Melinda Katz, District Attorney, Kew Gardens, NY (Johnnette Traill and Ellen C. Abbot of counsel; Rachel A. Cregier on the brief), for respondent.
DECISION & ORDER
Appeal by the defendant from a judgment of the Supreme Court, Queens County (Gene Lopez, J.), rendered June 12, 2019, convicting him of robbery in the first degree, robbery in the second degree, burglary in the second degree, and criminal possession of stolen property in the fifth degree, upon a jury verdict, and imposing sentence. The appeal brings up for review the denial, after a hearing (Barry A. Schwartz, J.), of that branch of the defendant's omnibus motion which was to suppress physical evidence and identification evidence.
ORDERED that the judgment is affirmed.
After a jury trial, the defendant was convicted of, inter alia, robbery in the first degree in connection with an armed robbery at a Verizon Wireless store. On appeal, the defendant contends that the Supreme Court erred in denying that branch of his omnibus motion which was to suppress physical evidence and identification evidence, and that the sentence imposed was excessive.
Contrary to the defendant's contention, the Supreme Court properly denied that branch of his omnibus motion which was to suppress physical evidence and identification evidence. In this regard, the defendant asserts that his initial detention by police officers for the purpose of a showup identification procedure was a de facto arrest unsupported by probable cause. Contrary to the defendant's contention, his initial detention for the purpose of conducting a showup identification procedure did not constitute a de facto arrest because it was brief and occurred at the location where the defendant was stopped (see People v Hicks, 68 NY2d 234, 241-242; People v Dunbar, 188 AD3d 1247). The fact that the defendant was handcuffed during the detention and that the police officers approached his vehicle with their hands on their holsters did not elevate the detention to a de facto arrest because the officers' actions were based on the reasonable belief that the defendant was armed and dangerous (see People v Gilford, 16 NY3d 864; People v Brujan, 104 AD3d 481; People v Gonzalez, 57 AD3d 560). The defendant failed to demonstrate how his detention could have been achieved through less intrusive means (see People v Hicks, 68 NY2d at 243).

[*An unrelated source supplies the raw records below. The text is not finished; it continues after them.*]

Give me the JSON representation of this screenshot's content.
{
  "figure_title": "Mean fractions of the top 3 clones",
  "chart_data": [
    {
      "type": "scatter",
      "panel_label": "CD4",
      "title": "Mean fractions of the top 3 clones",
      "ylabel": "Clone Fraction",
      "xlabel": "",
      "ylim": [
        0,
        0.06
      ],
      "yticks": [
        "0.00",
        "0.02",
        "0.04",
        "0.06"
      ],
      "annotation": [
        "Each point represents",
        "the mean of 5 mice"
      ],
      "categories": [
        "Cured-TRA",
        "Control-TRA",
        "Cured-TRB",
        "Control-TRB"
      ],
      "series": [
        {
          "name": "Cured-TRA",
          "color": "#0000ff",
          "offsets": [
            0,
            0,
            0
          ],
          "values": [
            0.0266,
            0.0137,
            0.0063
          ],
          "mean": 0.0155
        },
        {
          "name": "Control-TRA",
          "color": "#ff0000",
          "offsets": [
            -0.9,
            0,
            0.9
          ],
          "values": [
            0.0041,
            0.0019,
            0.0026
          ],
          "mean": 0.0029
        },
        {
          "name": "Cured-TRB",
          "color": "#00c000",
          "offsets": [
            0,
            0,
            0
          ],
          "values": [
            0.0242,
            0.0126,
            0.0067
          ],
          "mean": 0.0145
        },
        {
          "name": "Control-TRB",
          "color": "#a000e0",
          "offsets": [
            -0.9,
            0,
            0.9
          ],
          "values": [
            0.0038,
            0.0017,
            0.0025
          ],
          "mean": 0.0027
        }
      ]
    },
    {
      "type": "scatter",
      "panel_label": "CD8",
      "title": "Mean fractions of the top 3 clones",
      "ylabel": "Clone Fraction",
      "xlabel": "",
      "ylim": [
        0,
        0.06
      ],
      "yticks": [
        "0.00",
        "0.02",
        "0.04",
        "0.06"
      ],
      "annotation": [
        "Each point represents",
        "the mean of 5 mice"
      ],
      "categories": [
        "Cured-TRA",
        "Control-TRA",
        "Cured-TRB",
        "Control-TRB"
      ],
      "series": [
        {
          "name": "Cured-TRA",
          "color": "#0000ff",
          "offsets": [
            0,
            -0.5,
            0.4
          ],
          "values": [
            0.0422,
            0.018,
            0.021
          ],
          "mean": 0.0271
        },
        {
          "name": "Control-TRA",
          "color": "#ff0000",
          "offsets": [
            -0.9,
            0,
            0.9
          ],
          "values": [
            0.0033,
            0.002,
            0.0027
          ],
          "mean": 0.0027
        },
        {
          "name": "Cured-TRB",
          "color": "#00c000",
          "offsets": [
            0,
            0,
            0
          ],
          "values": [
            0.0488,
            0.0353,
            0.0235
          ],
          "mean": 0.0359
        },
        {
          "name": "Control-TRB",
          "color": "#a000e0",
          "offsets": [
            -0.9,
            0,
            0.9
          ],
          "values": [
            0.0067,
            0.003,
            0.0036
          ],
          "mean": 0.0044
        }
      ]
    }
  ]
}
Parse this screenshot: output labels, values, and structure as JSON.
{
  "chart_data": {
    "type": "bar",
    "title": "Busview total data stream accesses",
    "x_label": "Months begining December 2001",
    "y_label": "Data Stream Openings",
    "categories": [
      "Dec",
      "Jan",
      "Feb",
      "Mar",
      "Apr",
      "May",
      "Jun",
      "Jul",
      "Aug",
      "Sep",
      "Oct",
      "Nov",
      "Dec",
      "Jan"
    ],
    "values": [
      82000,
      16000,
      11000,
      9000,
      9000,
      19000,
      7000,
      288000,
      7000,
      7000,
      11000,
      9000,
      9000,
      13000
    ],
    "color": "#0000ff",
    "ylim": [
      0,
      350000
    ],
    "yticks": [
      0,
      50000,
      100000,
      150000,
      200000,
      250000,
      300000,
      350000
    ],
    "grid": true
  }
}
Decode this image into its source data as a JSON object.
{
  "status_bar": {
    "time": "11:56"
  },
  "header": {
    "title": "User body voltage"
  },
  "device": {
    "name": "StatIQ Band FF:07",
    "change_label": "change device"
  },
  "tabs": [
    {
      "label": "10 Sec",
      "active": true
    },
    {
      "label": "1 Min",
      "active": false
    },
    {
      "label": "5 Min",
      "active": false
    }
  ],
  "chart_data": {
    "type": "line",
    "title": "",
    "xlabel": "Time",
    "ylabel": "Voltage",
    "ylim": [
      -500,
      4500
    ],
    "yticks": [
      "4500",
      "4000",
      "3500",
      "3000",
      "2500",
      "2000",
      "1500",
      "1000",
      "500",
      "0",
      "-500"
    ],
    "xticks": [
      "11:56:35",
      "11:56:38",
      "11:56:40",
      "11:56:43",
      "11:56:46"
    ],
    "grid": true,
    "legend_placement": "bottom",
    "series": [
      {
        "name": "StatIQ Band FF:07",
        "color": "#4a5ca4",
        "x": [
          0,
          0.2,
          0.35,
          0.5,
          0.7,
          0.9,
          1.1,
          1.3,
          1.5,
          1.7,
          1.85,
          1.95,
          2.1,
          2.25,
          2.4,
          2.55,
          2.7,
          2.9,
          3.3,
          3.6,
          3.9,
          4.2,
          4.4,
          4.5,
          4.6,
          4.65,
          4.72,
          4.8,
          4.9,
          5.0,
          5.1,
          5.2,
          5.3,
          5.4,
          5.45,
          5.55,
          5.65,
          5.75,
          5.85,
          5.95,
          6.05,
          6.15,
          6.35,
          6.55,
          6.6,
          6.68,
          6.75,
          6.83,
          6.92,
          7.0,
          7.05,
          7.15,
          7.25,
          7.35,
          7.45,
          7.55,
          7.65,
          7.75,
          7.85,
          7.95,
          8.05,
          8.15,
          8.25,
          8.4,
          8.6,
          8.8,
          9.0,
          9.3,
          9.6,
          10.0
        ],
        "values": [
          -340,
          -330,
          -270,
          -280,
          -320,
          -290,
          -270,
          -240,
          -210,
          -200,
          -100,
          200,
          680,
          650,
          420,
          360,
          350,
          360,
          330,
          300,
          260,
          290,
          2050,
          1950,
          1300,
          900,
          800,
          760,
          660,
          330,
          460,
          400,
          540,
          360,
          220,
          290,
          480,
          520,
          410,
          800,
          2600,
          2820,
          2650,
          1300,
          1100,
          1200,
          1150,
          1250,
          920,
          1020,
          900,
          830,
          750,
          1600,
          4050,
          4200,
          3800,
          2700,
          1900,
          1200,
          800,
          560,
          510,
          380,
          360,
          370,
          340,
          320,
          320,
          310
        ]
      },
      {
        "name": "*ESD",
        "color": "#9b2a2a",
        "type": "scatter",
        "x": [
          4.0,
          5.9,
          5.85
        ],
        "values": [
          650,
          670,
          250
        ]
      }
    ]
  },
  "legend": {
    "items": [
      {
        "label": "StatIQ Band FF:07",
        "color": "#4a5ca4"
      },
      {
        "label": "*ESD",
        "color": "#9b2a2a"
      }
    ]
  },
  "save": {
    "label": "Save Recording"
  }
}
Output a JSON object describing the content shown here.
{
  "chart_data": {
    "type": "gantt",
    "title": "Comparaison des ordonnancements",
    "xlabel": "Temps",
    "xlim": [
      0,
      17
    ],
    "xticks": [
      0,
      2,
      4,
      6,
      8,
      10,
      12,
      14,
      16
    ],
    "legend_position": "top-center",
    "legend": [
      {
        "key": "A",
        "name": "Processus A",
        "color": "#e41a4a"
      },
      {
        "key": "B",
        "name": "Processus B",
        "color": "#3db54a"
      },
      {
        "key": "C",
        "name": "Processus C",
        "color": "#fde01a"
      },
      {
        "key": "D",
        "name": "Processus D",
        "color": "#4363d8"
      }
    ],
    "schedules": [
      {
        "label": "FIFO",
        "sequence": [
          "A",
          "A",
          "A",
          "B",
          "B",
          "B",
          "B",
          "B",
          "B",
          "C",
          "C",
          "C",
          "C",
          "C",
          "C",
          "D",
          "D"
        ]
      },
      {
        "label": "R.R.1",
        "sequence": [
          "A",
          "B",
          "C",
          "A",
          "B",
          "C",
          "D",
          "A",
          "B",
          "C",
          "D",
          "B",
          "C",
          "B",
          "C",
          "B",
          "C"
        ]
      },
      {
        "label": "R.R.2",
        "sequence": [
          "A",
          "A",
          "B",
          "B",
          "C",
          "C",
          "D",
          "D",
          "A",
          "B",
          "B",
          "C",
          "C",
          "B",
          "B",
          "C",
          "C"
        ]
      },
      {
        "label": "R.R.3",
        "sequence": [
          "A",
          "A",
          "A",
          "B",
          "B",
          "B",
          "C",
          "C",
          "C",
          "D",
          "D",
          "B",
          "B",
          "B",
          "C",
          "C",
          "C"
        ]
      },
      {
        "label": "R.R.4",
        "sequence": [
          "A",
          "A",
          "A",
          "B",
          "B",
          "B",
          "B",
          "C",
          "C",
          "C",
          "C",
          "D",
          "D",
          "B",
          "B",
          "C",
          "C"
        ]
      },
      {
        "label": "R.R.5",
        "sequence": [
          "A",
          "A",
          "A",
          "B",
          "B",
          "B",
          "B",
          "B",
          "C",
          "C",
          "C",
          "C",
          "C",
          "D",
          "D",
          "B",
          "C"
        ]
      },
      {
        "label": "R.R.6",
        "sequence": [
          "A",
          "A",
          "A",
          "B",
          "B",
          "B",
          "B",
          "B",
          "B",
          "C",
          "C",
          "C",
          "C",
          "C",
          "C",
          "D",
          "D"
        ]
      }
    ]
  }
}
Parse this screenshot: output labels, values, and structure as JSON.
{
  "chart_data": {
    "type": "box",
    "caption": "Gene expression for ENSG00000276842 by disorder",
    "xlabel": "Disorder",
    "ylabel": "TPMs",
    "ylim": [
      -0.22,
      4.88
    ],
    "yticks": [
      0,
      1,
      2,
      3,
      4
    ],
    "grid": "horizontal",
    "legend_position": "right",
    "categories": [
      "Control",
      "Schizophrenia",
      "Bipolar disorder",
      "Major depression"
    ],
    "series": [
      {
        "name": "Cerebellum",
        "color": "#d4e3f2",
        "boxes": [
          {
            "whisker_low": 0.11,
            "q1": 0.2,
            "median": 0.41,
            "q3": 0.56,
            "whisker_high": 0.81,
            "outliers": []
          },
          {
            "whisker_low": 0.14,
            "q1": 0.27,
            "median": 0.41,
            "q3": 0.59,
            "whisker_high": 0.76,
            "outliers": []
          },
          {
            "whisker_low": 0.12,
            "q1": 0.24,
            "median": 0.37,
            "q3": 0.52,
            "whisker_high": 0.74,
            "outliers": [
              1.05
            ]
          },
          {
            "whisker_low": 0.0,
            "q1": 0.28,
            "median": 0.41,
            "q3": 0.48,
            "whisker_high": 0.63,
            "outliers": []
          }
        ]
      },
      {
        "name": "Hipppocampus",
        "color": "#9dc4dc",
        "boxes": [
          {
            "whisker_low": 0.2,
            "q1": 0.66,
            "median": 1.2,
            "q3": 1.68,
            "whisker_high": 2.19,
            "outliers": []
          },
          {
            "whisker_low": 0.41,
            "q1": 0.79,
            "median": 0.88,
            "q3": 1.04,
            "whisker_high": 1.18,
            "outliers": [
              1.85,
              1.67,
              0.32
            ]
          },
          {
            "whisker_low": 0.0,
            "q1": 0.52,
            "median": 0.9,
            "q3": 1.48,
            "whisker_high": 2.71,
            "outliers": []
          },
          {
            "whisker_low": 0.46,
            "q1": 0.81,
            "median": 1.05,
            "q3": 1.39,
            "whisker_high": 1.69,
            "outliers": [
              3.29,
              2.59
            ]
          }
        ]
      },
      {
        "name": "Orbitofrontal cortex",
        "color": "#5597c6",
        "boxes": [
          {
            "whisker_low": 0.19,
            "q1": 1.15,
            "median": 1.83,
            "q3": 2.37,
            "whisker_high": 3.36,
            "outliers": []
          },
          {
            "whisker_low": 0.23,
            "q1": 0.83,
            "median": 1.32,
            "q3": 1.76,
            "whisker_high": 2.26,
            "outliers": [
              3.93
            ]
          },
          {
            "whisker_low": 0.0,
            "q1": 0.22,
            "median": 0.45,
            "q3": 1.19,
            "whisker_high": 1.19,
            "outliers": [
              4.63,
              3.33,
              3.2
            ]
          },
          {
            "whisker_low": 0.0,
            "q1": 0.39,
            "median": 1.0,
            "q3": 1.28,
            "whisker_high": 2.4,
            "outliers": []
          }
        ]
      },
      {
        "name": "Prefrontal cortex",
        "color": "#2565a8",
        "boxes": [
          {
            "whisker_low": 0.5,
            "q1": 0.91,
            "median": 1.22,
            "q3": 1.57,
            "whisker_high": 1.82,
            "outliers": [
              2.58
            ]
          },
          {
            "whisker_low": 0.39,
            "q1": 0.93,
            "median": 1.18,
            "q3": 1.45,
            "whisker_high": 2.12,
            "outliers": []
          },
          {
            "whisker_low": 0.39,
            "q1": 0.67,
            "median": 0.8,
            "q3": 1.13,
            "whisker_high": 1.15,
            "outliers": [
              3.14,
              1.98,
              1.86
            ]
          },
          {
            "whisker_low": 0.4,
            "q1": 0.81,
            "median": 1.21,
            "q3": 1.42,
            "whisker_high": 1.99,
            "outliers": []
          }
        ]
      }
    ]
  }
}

Contrary to the defendant's contention, the Supreme Court properly determined that the police officers had reasonable suspicion to stop and detain him based upon the contents of a fellow police officer's radio broadcast providing a specific description of the getaway vehicle, [*2]including its license plate number, which was obtained by a police officer who canvassed the area to locate witnesses, the proximity to the site of the crime, and the short passage of time between the commission of the crime and the observation of the defendant (see People v DiFalco, 80 NY2d 693, 698; People v Currie, 131 AD3d 1265, 1265).
The sentence imposed was not excessive (see People v Suitte, 90 AD2d 80).
The defendant's remaining contention is without merit.
BARROS, J.P., MALTESE, WARHIT and TAYLOR, JJ., concur.